Viagens psicotrópicas

Publicado no Diário dos Campos em 11/06/2016

          As substâncias ditas psicotrópicas, entre elas a maconha, são aquelas que agem sobre o sistema nervoso central e alteram nosso psiquismo, ou seja, a forma como pensamos, fazemos, percebemos, reagimos e, sobretudo, sentimos. Entre os tipos de drogas psicotrópicas, a maconha é incluída no grupo daquelas que são perturbadoras da atividade do sistema nervoso central. Trata-se de uma mudança qualitativa, o cérebro passa a funcionar fornecendo uma leitura perturbada da realidade.

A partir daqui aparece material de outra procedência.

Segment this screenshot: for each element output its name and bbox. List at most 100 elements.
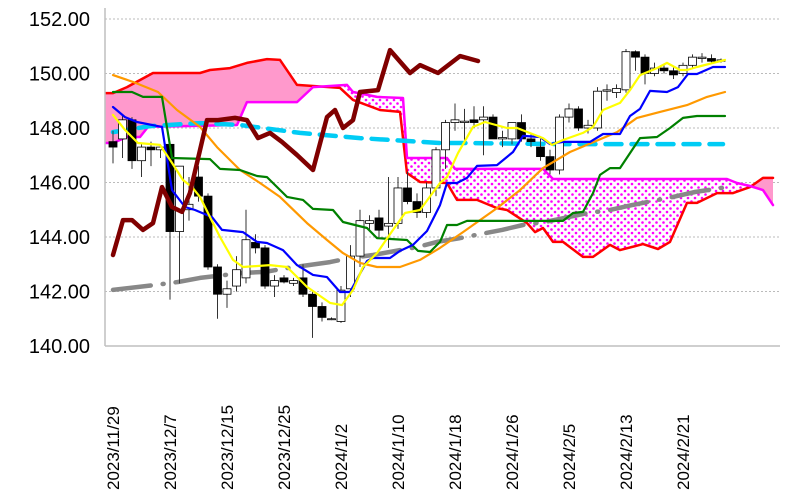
x-tick-label: 2024/2/21 (674, 414, 693, 490)
candle (355, 209, 365, 267)
candle (469, 106, 479, 128)
tenkan-sen-line (111, 65, 727, 294)
candle (346, 245, 355, 297)
candle (412, 193, 422, 218)
candle-body (602, 89, 612, 92)
kijun-sen-line (111, 90, 727, 254)
candle-body (403, 187, 412, 202)
x-tick-label: 2024/1/18 (446, 414, 465, 490)
candle (403, 171, 412, 205)
candle-body (707, 58, 716, 62)
candle (602, 84, 612, 101)
candle-body (384, 222, 393, 227)
candle (707, 54, 716, 63)
candle (279, 275, 289, 284)
candle-body (431, 149, 441, 189)
candle-body (574, 108, 583, 129)
candle-body (469, 119, 479, 123)
candle-body (232, 269, 241, 287)
candle-body (289, 280, 298, 284)
candle (308, 291, 317, 338)
candle (640, 54, 650, 85)
y-tick-label: 146.00 (29, 173, 90, 195)
x-axis-ticks: 2023/11/29 2023/12/7 2023/12/15 2023/12/25 2… (104, 405, 693, 490)
candle (222, 280, 232, 308)
x-tick-label: 2023/12/25 (275, 405, 294, 490)
candle (612, 84, 621, 99)
moving-average-cyan-line (110, 120, 726, 147)
candle-body (460, 120, 469, 123)
x-tick-label: 2024/1/26 (503, 414, 522, 490)
x-tick-label: 2024/2/5 (560, 424, 579, 490)
x-tick-label: 2023/12/7 (161, 414, 180, 490)
candle-body (697, 56, 707, 59)
candle-body (498, 137, 507, 140)
candle-body (118, 119, 127, 140)
candle-body (241, 239, 251, 279)
y-axis-ticks: 152.00 150.00 148.00 146.00 144.00 142.00 140.… (29, 9, 90, 358)
candle-body (593, 90, 602, 129)
candle (574, 106, 583, 131)
candle (270, 275, 279, 297)
candle (241, 209, 251, 284)
candle-body (374, 217, 384, 231)
candle-body (251, 242, 260, 249)
candle (327, 317, 336, 321)
candle-body (137, 146, 146, 162)
x-tick-label: 2023/11/29 (104, 406, 123, 490)
candle (593, 87, 602, 131)
candle-body (213, 266, 222, 295)
candle (536, 138, 545, 161)
candle (697, 53, 707, 63)
candle-body (203, 195, 213, 268)
y-tick-label: 152.00 (29, 9, 90, 31)
candle-body (659, 67, 669, 72)
candle (631, 50, 640, 71)
candle (108, 130, 118, 164)
candle-body (564, 108, 574, 118)
x-tick-label: 2024/1/10 (389, 414, 408, 490)
chikou-span-line (110, 47, 481, 258)
candle-body (479, 116, 488, 121)
candle (127, 117, 137, 169)
moving-average-gray-line (110, 184, 730, 293)
candle (488, 114, 498, 140)
candle (289, 277, 298, 287)
candle (479, 106, 488, 156)
candle-body (270, 280, 279, 287)
candle (251, 234, 260, 254)
y-tick-label: 150.00 (29, 64, 90, 86)
candle-body (355, 220, 365, 257)
candle-body (612, 88, 621, 93)
candle-body (260, 247, 270, 287)
y-tick-label: 144.00 (29, 227, 90, 249)
x-tick-label: 2024/1/2 (332, 424, 351, 490)
candle (498, 130, 507, 148)
candle (460, 108, 469, 142)
candle (688, 54, 697, 69)
candle-body (108, 141, 118, 148)
senkou-span-b-line (105, 83, 775, 207)
candle (137, 144, 146, 178)
x-tick-label: 2024/2/13 (617, 414, 636, 490)
y-tick-label: 148.00 (29, 118, 90, 140)
candle (441, 119, 450, 169)
candle (260, 245, 270, 289)
candle-body (688, 56, 697, 66)
candle-body (308, 293, 317, 307)
candle (118, 114, 127, 158)
candle (146, 141, 156, 167)
candle (564, 103, 574, 123)
candle-body (526, 138, 536, 143)
candle-body (346, 255, 355, 290)
candle-body (317, 306, 327, 318)
candle-body (327, 318, 336, 321)
x-tick-label: 2023/12/15 (218, 405, 237, 490)
candle-body (631, 51, 640, 58)
candle-body (441, 122, 450, 151)
candle-body (222, 288, 232, 295)
candle-body (669, 70, 678, 76)
candle (659, 65, 669, 74)
candle (203, 193, 213, 270)
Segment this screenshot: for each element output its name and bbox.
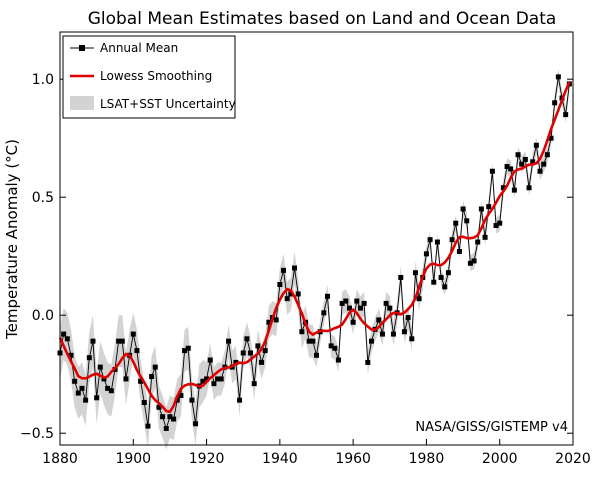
legend-lowess-label: Lowess Smoothing	[100, 69, 212, 83]
y-tick-label: −0.5	[20, 426, 54, 442]
legend-annual-label: Annual Mean	[100, 41, 178, 55]
y-tick-label: 0.5	[32, 190, 54, 206]
x-tick-label: 2020	[555, 451, 591, 467]
chart-title: Global Mean Estimates based on Land and …	[88, 9, 557, 29]
x-axis-ticks: 1880 1900 1920 1940 1960 1980 2000 2020	[42, 439, 591, 467]
x-tick-label: 1940	[262, 451, 298, 467]
x-tick-label: 1880	[42, 451, 78, 467]
x-tick-label: 1980	[409, 451, 445, 467]
x-tick-label: 2000	[482, 451, 518, 467]
source-annotation: NASA/GISS/GISTEMP v4	[415, 420, 568, 435]
y-tick-label: 1.0	[32, 72, 54, 88]
legend: Annual Mean Lowess Smoothing LSAT+SST Un…	[62, 35, 236, 119]
lowess-line	[58, 81, 571, 414]
x-tick-label: 1920	[189, 451, 225, 467]
annual-mean-line	[59, 76, 570, 430]
legend-annual-marker	[79, 45, 85, 51]
legend-uncertainty-swatch	[70, 96, 94, 110]
uncertainty-band	[60, 68, 570, 450]
legend-uncertainty-label: LSAT+SST Uncertainty	[100, 97, 236, 111]
x-tick-label: 1960	[335, 451, 371, 467]
y-tick-label: 0.0	[32, 308, 54, 324]
x-tick-label: 1900	[115, 451, 151, 467]
plot-frame-border	[59, 31, 574, 446]
y-axis-ticks: −0.5 0.0 0.5 1.0	[20, 72, 573, 442]
y-axis-label: Temperature Anomaly (°C)	[3, 139, 21, 340]
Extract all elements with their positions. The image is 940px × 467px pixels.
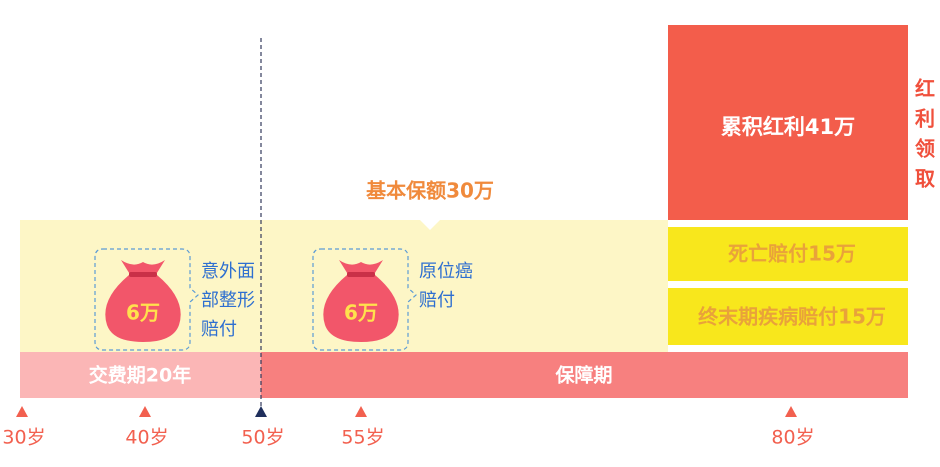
bonus-block [668, 25, 908, 220]
age-marker [139, 406, 151, 417]
money-bag [105, 275, 181, 342]
coverage-phase [261, 352, 908, 398]
payout-label: 死亡赔付15万 [728, 242, 856, 266]
bag-text: 赔付 [201, 319, 237, 340]
notch [420, 220, 440, 230]
base-label: 基本保额30万 [366, 179, 494, 203]
phase-label: 交费期20年 [89, 364, 191, 387]
phase-label: 保障期 [554, 364, 612, 387]
side-char: 利 [915, 107, 935, 131]
bag-text: 原位癌 [419, 261, 473, 282]
age-marker [16, 406, 28, 417]
age-label: 50岁 [241, 427, 284, 449]
bag-tie [129, 272, 157, 277]
age-label: 30岁 [2, 427, 45, 449]
bag-text: 部整形 [201, 290, 255, 311]
bag-tie [347, 272, 375, 277]
side-char: 红 [915, 77, 935, 101]
payout-box [668, 227, 908, 281]
age-label: 80岁 [771, 427, 814, 449]
payment-phase [20, 352, 261, 398]
bag-text: 赔付 [419, 290, 455, 311]
age-marker [255, 406, 267, 417]
age-marker [785, 406, 797, 417]
bag-amount: 6万 [126, 301, 160, 325]
money-bag [323, 275, 399, 342]
bag-text: 意外面 [201, 261, 255, 282]
side-char: 领 [915, 137, 935, 161]
age-label: 55岁 [341, 427, 384, 449]
bag-amount: 6万 [344, 301, 378, 325]
bonus-label: 累积红利41万 [721, 115, 855, 139]
age-label: 40岁 [125, 427, 168, 449]
age-marker [355, 406, 367, 417]
side-char: 取 [915, 167, 935, 191]
payout-box [668, 288, 908, 345]
payout-label: 终末期疾病赔付15万 [698, 305, 886, 329]
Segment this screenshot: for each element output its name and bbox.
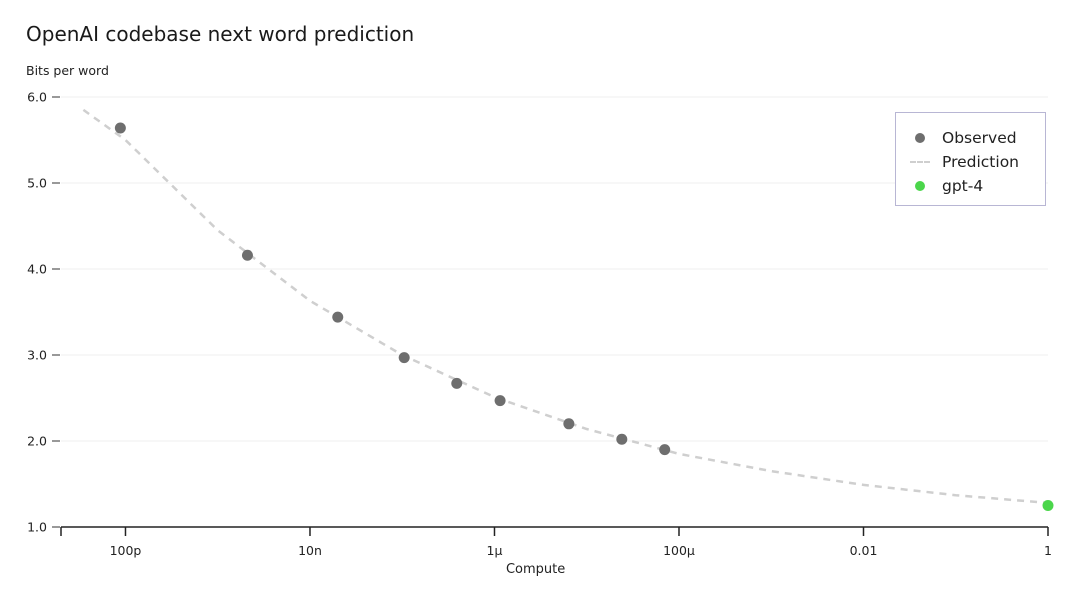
- observed-point: [332, 311, 344, 323]
- y-tick-label: 1.0: [27, 520, 47, 535]
- observed-point: [659, 444, 671, 456]
- legend-item-observed: Observed: [896, 126, 1017, 150]
- legend-label-prediction: Prediction: [942, 153, 1020, 171]
- y-tick-label: 6.0: [27, 90, 47, 105]
- x-tick-label: 10n: [298, 543, 322, 558]
- legend-marker-observed: [910, 133, 930, 143]
- observed-point: [451, 377, 463, 389]
- legend-label-observed: Observed: [942, 129, 1017, 147]
- x-axis-title: Compute: [506, 562, 565, 577]
- observed-point: [398, 352, 410, 364]
- gpt4-point: [1042, 500, 1054, 511]
- observed-point: [494, 395, 506, 407]
- legend-item-gpt4: gpt-4: [896, 174, 983, 198]
- legend-item-prediction: Prediction: [896, 150, 1019, 174]
- x-tick-label: 1: [1044, 543, 1052, 558]
- legend-marker-prediction: [910, 161, 930, 163]
- x-tick-label: 100p: [110, 543, 142, 558]
- observed-point: [114, 122, 126, 134]
- observed-point: [241, 249, 253, 261]
- chart-legend: Observed Prediction gpt-4: [895, 112, 1046, 206]
- observed-point: [563, 418, 575, 430]
- legend-label-gpt4: gpt-4: [942, 177, 984, 195]
- x-tick-label: 100μ: [663, 543, 695, 558]
- x-tick-label: 0.01: [850, 543, 878, 558]
- observed-point: [616, 433, 628, 445]
- chart-title: OpenAI codebase next word prediction: [26, 22, 415, 46]
- y-axis-label: Bits per word: [26, 63, 109, 78]
- y-tick-label: 2.0: [27, 434, 47, 449]
- y-tick-label: 5.0: [27, 176, 47, 191]
- y-tick-label: 3.0: [27, 348, 47, 363]
- x-tick-label: 1μ: [487, 543, 503, 558]
- prediction-line: [82, 108, 1049, 505]
- legend-marker-gpt4: [910, 181, 930, 191]
- y-tick-label: 4.0: [27, 262, 47, 277]
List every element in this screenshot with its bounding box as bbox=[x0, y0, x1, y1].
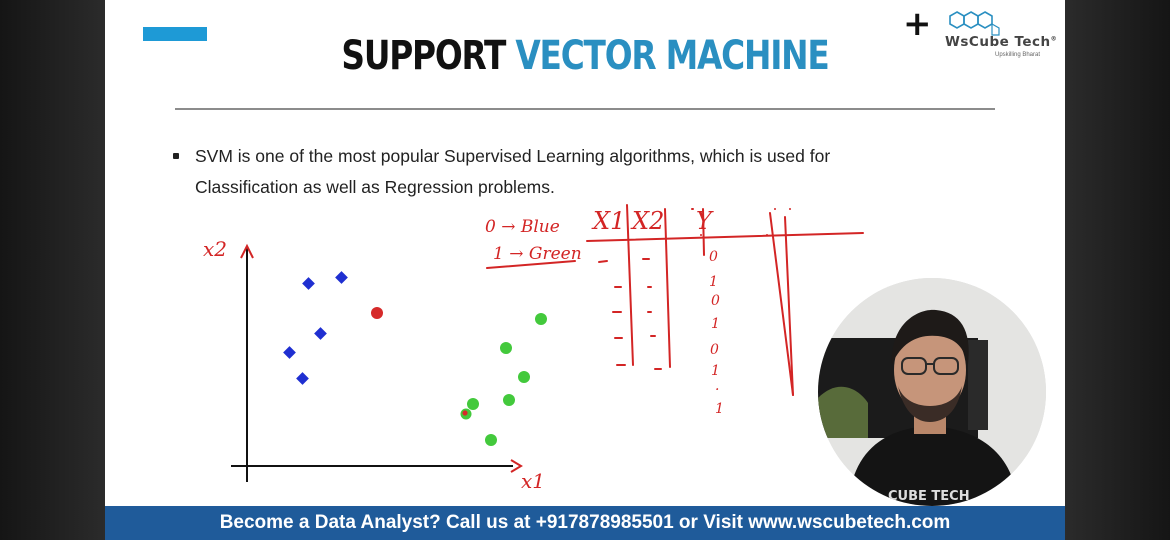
legend-green: 1 → Green bbox=[493, 244, 582, 264]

          Por isso o uso das drogas psicotrópicas proporciona as faladas “viagens”. A mesma realidade vista e sentida de uma forma alterada pela droga é como se fosse o descobrimento de uma nova realidade, como aquela que é buscada numa viagem a um outro lugar, um outro país. Mas seriam estas duas viagens comparáveis? Ou seria uma delas a fuga de uma realidade inconveniente, muitas vezes cruel, e a outra um alargar de horizontes que acrescenta à visão que temos do mundo real e da humanidade?

          O uso das drogas psicotrópicas para as “viagens” que elas propiciam é crescente, principalmente entre nossos jovens, nas escolas, universidades, festas e lazer. Talvez porque a realidade que estejamos oferecendo aos nossos jovens seja por demais decepcionante e frustrante, e as drogas ajudem a criar a temporária ilusão de uma realidade menos dura. Então a atração pela droga de fuga torna-se por demais tentadora.

          Mas a que custo? As drogas trazem grande risco de dependência física ou psíquica, de abertura do caminho para drogas ainda mais nefastas e, o pior, de encarceramento dos jovens na implacável rede do tráfico. De consumidor a devedor, de devedor a “avião”, de “avião” a traficante, deste a presidiário ou um nome no obituário é uma trajetória muito provável. Jovens talentosos e promissores seduzidos para a fuga da dura realidade perdem o foco, desacreditam da sociedade e de todos os caminhos ditos “normais”, passam a cometer pequenos delitos, e muito frequentemente acabam por percorrer o lamentável caminho que os levará até o ceticismo, a criminalidade e suas drásticas consequências.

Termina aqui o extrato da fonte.